Photo provided by Scott Saalman

“I always want to touch flowers,” she said. “I want to deadhead. Get the dead out of there so new growth can come. It’s crazy to me that you can pinch back a plant so it looks like hardly anything is left, yet it comes back full because you did that. It’s sort of a metaphor for life. It’s true for a lot of things.”
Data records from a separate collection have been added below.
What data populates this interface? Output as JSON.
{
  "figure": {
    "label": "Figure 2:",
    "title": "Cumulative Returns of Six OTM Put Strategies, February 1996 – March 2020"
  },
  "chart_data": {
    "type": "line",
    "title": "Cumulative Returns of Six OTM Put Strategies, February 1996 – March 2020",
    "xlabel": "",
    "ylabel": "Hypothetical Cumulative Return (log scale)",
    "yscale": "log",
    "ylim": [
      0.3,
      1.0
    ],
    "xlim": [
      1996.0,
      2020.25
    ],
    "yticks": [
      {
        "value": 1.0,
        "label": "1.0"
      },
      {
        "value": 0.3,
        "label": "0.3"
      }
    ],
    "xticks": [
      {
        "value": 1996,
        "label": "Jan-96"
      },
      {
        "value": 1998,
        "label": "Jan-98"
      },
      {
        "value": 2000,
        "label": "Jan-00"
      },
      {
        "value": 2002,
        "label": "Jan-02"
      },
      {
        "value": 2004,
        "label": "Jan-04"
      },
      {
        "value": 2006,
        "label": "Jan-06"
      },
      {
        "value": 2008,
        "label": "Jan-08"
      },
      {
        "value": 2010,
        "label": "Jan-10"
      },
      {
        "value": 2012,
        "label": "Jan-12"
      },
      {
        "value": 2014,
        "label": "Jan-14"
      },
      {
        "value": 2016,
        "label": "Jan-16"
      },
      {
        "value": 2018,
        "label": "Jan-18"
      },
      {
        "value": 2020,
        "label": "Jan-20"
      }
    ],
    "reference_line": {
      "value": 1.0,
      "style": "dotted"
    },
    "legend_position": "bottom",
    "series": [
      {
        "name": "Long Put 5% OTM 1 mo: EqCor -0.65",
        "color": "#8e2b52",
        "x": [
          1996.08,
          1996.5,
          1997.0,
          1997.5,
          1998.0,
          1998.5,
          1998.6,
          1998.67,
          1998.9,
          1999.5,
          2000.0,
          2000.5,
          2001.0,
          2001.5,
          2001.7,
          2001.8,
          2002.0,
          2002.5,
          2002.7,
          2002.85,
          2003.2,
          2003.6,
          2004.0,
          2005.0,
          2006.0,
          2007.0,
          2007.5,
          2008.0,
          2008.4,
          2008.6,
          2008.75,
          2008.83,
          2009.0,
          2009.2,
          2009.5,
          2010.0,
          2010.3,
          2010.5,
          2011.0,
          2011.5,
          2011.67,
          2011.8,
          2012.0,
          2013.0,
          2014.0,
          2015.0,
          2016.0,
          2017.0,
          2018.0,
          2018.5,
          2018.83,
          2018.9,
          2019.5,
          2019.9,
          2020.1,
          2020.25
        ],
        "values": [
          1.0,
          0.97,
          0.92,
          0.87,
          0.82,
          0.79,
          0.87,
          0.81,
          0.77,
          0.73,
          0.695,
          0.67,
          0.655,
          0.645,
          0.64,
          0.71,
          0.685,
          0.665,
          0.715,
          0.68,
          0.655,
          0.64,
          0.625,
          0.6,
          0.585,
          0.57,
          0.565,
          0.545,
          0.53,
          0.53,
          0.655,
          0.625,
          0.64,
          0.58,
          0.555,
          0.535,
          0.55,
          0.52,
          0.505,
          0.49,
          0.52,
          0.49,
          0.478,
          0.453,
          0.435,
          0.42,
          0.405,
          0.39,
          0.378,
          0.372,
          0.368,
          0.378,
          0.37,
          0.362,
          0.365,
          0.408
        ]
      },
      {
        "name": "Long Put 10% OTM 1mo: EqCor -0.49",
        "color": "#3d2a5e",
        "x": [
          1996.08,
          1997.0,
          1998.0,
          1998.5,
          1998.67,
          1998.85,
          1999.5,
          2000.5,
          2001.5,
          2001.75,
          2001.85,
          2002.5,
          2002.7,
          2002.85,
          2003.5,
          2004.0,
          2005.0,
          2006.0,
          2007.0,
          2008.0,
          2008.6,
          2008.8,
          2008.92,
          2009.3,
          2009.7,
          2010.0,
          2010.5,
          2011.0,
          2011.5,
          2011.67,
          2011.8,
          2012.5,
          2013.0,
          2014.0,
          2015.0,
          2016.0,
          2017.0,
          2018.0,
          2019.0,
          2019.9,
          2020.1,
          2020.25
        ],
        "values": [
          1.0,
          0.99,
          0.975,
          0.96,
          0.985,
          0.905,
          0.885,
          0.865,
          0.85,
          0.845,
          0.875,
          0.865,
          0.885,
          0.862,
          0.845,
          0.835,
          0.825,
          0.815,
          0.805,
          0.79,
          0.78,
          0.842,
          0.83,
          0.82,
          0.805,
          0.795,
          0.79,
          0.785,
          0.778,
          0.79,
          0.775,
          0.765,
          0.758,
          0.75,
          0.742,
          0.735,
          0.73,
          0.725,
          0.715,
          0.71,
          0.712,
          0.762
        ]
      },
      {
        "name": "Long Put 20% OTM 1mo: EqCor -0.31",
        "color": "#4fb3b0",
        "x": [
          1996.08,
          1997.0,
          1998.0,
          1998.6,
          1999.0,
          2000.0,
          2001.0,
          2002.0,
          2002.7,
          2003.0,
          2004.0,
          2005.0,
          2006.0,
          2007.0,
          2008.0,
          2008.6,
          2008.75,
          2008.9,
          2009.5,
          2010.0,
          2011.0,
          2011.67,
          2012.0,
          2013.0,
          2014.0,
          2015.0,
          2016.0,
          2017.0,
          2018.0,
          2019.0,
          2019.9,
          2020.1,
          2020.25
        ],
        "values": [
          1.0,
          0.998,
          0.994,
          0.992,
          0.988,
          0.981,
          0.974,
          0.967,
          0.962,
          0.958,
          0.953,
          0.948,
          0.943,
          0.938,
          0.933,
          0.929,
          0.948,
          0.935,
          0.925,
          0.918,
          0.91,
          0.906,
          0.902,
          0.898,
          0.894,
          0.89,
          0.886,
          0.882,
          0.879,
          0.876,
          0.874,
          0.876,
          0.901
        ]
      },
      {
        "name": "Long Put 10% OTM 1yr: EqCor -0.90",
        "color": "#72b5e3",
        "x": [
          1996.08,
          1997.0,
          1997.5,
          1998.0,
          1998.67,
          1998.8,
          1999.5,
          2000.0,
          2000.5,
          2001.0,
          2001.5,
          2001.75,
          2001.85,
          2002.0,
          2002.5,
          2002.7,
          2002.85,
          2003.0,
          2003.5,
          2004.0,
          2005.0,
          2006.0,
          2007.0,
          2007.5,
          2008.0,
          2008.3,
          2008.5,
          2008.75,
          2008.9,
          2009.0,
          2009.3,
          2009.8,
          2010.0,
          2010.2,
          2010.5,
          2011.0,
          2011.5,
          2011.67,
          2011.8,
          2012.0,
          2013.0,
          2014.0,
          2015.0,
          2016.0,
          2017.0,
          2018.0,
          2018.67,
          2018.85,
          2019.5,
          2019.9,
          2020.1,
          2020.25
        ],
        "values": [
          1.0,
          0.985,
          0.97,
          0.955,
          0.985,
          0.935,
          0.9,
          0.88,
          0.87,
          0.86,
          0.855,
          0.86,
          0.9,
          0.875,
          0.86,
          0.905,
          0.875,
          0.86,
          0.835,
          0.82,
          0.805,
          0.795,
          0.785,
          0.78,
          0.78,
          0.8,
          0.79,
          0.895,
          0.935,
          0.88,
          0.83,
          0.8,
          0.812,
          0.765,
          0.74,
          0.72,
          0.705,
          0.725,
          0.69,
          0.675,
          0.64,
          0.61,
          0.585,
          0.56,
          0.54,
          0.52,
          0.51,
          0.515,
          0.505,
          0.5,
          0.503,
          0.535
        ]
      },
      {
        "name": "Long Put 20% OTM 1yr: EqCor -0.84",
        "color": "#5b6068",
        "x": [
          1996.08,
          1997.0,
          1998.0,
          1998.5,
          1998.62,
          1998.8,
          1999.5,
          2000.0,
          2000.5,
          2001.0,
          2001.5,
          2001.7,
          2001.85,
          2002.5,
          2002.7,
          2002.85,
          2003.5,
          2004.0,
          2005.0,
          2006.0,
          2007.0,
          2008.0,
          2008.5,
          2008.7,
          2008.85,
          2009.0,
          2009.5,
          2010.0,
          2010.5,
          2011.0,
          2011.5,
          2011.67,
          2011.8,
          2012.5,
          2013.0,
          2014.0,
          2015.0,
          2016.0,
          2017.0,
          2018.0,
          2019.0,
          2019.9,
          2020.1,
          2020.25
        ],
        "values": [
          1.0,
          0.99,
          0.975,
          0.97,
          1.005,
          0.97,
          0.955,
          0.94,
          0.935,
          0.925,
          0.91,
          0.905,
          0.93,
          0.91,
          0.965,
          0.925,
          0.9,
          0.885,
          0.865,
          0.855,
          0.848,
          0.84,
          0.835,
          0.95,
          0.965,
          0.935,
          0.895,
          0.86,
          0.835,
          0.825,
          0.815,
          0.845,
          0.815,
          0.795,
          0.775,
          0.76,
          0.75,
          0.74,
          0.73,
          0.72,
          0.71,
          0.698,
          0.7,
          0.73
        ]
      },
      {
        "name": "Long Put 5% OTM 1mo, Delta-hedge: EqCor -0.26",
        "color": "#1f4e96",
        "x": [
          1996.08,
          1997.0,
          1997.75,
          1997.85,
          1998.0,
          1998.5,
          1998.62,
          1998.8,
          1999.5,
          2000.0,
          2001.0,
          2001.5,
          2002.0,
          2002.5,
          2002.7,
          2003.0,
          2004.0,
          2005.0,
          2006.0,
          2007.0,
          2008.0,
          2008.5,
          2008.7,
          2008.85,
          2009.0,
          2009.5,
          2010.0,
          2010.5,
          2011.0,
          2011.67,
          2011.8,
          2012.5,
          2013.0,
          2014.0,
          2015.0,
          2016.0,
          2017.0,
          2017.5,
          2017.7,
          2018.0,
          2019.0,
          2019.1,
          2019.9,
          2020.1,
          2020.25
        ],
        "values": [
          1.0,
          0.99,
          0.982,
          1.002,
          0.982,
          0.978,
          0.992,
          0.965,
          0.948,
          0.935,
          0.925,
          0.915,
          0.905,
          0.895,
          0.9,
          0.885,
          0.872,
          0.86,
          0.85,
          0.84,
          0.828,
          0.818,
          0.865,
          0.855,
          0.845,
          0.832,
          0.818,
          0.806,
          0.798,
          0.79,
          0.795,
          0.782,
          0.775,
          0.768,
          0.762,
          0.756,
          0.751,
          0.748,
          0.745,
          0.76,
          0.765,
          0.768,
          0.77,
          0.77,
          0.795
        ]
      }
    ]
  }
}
It’s awkward for me when she deadheads flowers in public places. She can’t help it, like a compulsive CVS shoplifter. I look away, playing innocent bystander while her covert pinches behead faded blooms, causing spent seeds and dried petals to fall on the sidewalk. It’s macabre, really, and takes me full circle to her nighttime murder documentaries.

I imagined the following Keith Morrison narration: “By DAY, she filled their yard on ALL AMERICAN ROAD with BEAUTY and LIFE. By NIGHT came something SINISTER—”

“It’s hard for me to sleep knowing you know how to get rid of a corpse,” I said.

“I have a wood-chipper coming from Amazon tomorrow,” she said. It was her stab at a joke. Note to self: no more Fargo for Brynne.

“You didn’t order a wood-chipper,” I said. “Too much online evidence.” Then, more imagined Keith Morrison narration: “—now it’s HER husband WHO is PUSHING DAISIES.”